Mowa tutaj o ostatnich 2 twoich akapitach :-D Sam sobie wymyśliłeś jakieś założenia i mówisz że one funkcjonują - a to tylko twoje własne wymyślone przez Ciebie założenia.

0

A teraz sprobojcie odzielic, Slowo od pisma (interpretacji), czyli tego co Boze od tego co czlowiecze.
Jak ktory ma chociaz sladowe islosci oleju w glowie, nie znajdzie nic co mozna zarzucic Slowu, bo wszystkie zarzuty jedynie przystaja do pisma.
Nieustannie tworzy sie nowe pisma, albo za albo przeciw Slowu. Zawsze z takim samym skutkiem, na szkode Slowu.
Reasumujac, to nie Bog byl/jest problemem, ale ci ktorzy maluczkich przekonaja ze mowia w Jego imieniu, albo wrecz przeciwnie, ktorzy srajac na Slowo po calosci odnajduja poklask tluszczy.

Odziel debilu jeden z drugim to co pochodzi od Boga od tego co pochodzi od czlowieka.

0

@proximus-prime:
Mam coś do zarzucenia.
Życie to nędza. Ja jeszcze jakoś sobie radzę, ale ogólnie jest złe, nieuczciwe i okrutne. Nawet jak jest dobre, to przemija i ostatecznie nie ma to sensu.

1

@renderme jest nawet gorsze niz piszesz
ale tak jak my jestesmy w stanie uczynic je parszywym, tak samo jestesmy w stanie uczynic je lepszym. Zycie jest parszywe z bardzo prostego powodu, to nasze wybory sa parszywe, i jedynym sposobem zeby uczynic je lepszym to zmienic nasze wybory, niestety o wiele latwiej jest srac na Slowo i tych ktorzy widza w nim wartosc, niz kierowac sie w zyciu tym co to slowo zaleca.

Nie czyn drugiemu co Tobie nie mile. W tym zdaniu zamyka sie wszystko, nawet nie musisz wiedziec kto to powiedzial, ani popadac ze skrajnosc w skrajnosc konwertujac z ateisty na chrzescijanina. Wystarczy chociaz probowac kierowac sie w zyciu jego prostota.

0

@proximus-prime:
Ja na nikogo "nie sram". Rozumiem, że terminem Słowo nazywasz "Boga". Ja po prostu nie jestem przekonany, co do tego, że istnieje jakikolwiek absolut. To jak zorganizowany jest świat na poziomie fizycznym wskazuje na jakiś jego sens. Rownocześnie to jak niemoralny i okrutny jest świat skłania do wątpliwości (teodycea).

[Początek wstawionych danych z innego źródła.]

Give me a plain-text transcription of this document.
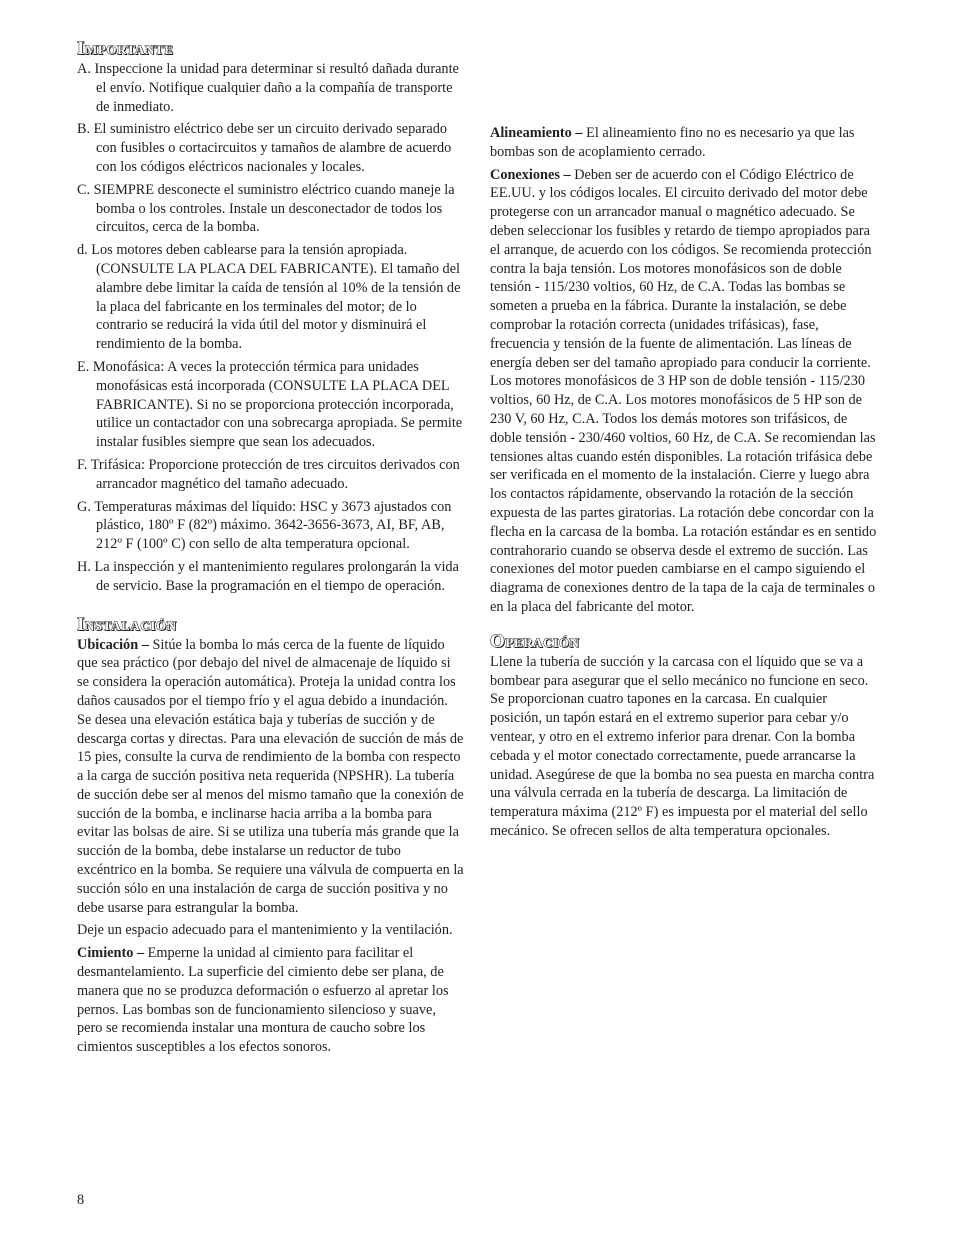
Importante
A. Inspeccione la unidad para determinar si resultó dañada durante el envío. Notifique cualquier daño a la compañía de transporte de inmediato.
B. El suministro eléctrico debe ser un circuito derivado separado con fusibles o cortacircuitos y tamaños de alambre de acuerdo con los códigos eléctricos nacionales y locales.
C. SIEMPRE desconecte el suministro eléctrico cuando maneje la bomba o los controles. Instale un desconectador de todos los circuitos, cerca de la bomba.
d. Los motores deben cablearse para la tensión apropiada. (CONSULTE LA PLACA DEL FABRICANTE). El tamaño del alambre debe limitar la caída de tensión al 10% de la tensión de la placa del fabricante en los terminales del motor; de lo contrario se reducirá la vida útil del motor y disminuirá el rendimiento de la bomba.
E. Monofásica: A veces la protección térmica para unidades monofásicas está incorporada (CONSULTE LA PLACA DEL FABRICANTE). Si no se proporciona protección incorporada, utilice un contactador con una sobrecarga apropiada. Se permite instalar fusibles siempre que sean los adecuados.
F. Trifásica: Proporcione protección de tres circuitos derivados con arrancador magnético del tamaño adecuado.
G. Temperaturas máximas del líquido: HSC y 3673 ajustados con plástico, 180º F (82º) máximo. 3642-3656-3673, AI, BF, AB, 212º F (100º C) con sello de alta temperatura opcional.
H. La inspección y el mantenimiento regulares prolongarán la vida de servicio. Base la programación en el tiempo de operación.
Instalación

Ubicación – Sitúe la bomba lo más cerca de la fuente de líquido que sea práctico (por debajo del nivel de almacenaje de líquido si se considera la operación automática). Proteja la unidad contra los daños causados por el tiempo frío y el agua debido a inundación. Se desea una elevación estática baja y tuberías de succión y de descarga cortas y directas. Para una elevación de succión de más de 15 pies, consulte la curva de rendimiento de la bomba con respecto a la carga de succión positiva neta requerida (NPSHR). La tubería de succión debe ser al menos del mismo tamaño que la conexión de succión de la bomba, e inclinarse hacia arriba a la bomba para evitar las bolsas de aire. Si se utiliza una tubería más grande que la succión de la bomba, debe instalarse un reductor de tubo excéntrico en la bomba. Se requiere una válvula de compuerta en la succión sólo en una instalación de carga de succión positiva y no debe usarse para estrangular la bomba.

Deje un espacio adecuado para el mantenimiento y la ventilación.

Cimiento – Emperne la unidad al cimiento para facilitar el desmantelamiento. La superficie del cimiento debe ser plana, de manera que no se produzca deformación o esfuerzo al apretar los pernos. Las bombas son de funcionamiento silencioso y suave, pero se recomienda instalar una montura de caucho sobre los cimientos susceptibles a los efectos sonoros.

Alineamiento – El alineamiento fino no es necesario ya que las bombas son de acoplamiento cerrado.

Conexiones – Deben ser de acuerdo con el Código Eléctrico de EE.UU. y los códigos locales. El circuito derivado del motor debe protegerse con un arrancador manual o magnético adecuado. Se deben seleccionar los fusibles y retardo de tiempo apropiados para el arranque, de acuerdo con los códigos. Se recomienda protección contra la baja tensión. Los motores monofásicos son de doble tensión - 115/230 voltios, 60 Hz, de C.A. Todas las bombas se someten a prueba en la fábrica. Durante la instalación, se debe comprobar la rotación correcta (unidades trifásicas), fase, frecuencia y tensión de la fuente de alimentación. Las líneas de energía deben ser del tamaño apropiado para conducir la corriente. Los motores monofásicos de 3 HP son de doble tensión - 115/230 voltios, 60 Hz, de C.A. Los motores monofásicos de 5 HP son de 230 V, 60 Hz, C.A. Todos los demás motores son trifásicos, de doble tensión - 230/460 voltios, 60 Hz, de C.A. Se recomiendan las tensiones altas cuando estén disponibles. La rotación trifásica debe ser verificada en el momento de la instalación. Cierre y luego abra los contactos rápidamente, observando la rotación de la sección expuesta de las partes giratorias. La rotación debe concordar con la flecha en la carcasa de la bomba. La rotación estándar es en sentido contrahorario cuando se observa desde el extremo de succión. Las conexiones del motor pueden cambiarse en el campo siguiendo el diagrama de conexiones dentro de la tapa de la caja de terminales o en la placa del fabricante del motor.

Operación

Llene la tubería de succión y la carcasa con el líquido que se va a bombear para asegurar que el sello mecánico no funcione en seco. Se proporcionan cuatro tapones en la carcasa. En cualquier posición, un tapón estará en el extremo superior para cebar y/o ventear, y otro en el extremo inferior para drenar. Con la bomba cebada y el motor conectado correctamente, puede arrancarse la unidad. Asegúrese de que la bomba no sea puesta en marcha contra una válvula cerrada en la tubería de descarga. La limitación de temperatura máxima (212º F) es impuesta por el material del sello mecánico. Se ofrecen sellos de alta temperatura opcionales.

8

Co więcej, swiat nie jest zły wyłącznie przez złe czyny innych ludzi. Bogiem a prawdą obecnie nie doświadczam zbyt wiele zła i może jak będę miał szczęście to go nie doświadcze.
Doświadczam jednak śmierci, przemijania, chorób, straty, tego jak zorganizowane (w wizji teistycznej) lub zorganizowalo sie (w wersji ateistycznej) jest ludzkie życie.

Przeciw wierze w absolut i życiu po śmierci wskazuje także nierozerwalny związek psychiki i świadomości z ciałem człowieka, w szczególności z mózgiem.
Dorastając i lecząc się z przesądów coraz dokładniej widzę ten związek.
Jak pisał Nietzsche:
"ciałem jestem i tylko ciałem, a dusza to tylko nazwanie pewnego procesu w ciele".
Brałeś kiedyś narkotyki? Widziałem jak one zmieniają świadomość? Widziałeś starą osobę i to jak wiek zmienił jej osobowość, czy świadomość? Przecież uraz/choroba mózgu potrafi wpłynąć na nasze postrzeganie i postępowanie.

Jedyny racjonalny scenariusz jest taki, że jezeli istnieje jakis absolut, to mógłby nas w jakiejś formie odtworzyć, ale ten scenariusz wydaje się być bardzo oderwany od tego jak "dba" o nas tu na ziemi.

0
renderme napisał(a):

ale ten scenariusz wydaje się być bardzo oderwany od tego jak "dba" o nas tu na ziemi.

a na jakiej podstawie twierdzisz ze On powinien o CIebie dbac w jakikolwiek sposob tu na tym ziemskim padole?

Dostales zadanie, zostales w jakis sposob wyposazony (cholera wie jak to sie odbywa) i to droga jaka obierzesz i sposob w jaki nia bedziesz podazac bedzie stanowic o tym jaka nagrode otrzymasz.
Nie dostales lektyki niesionej przez 4 gosci z wielkimi labedzimi skrzydlami i o to masz pretensje do Boga, absolutu czy jak to jeszcze nazwiesz?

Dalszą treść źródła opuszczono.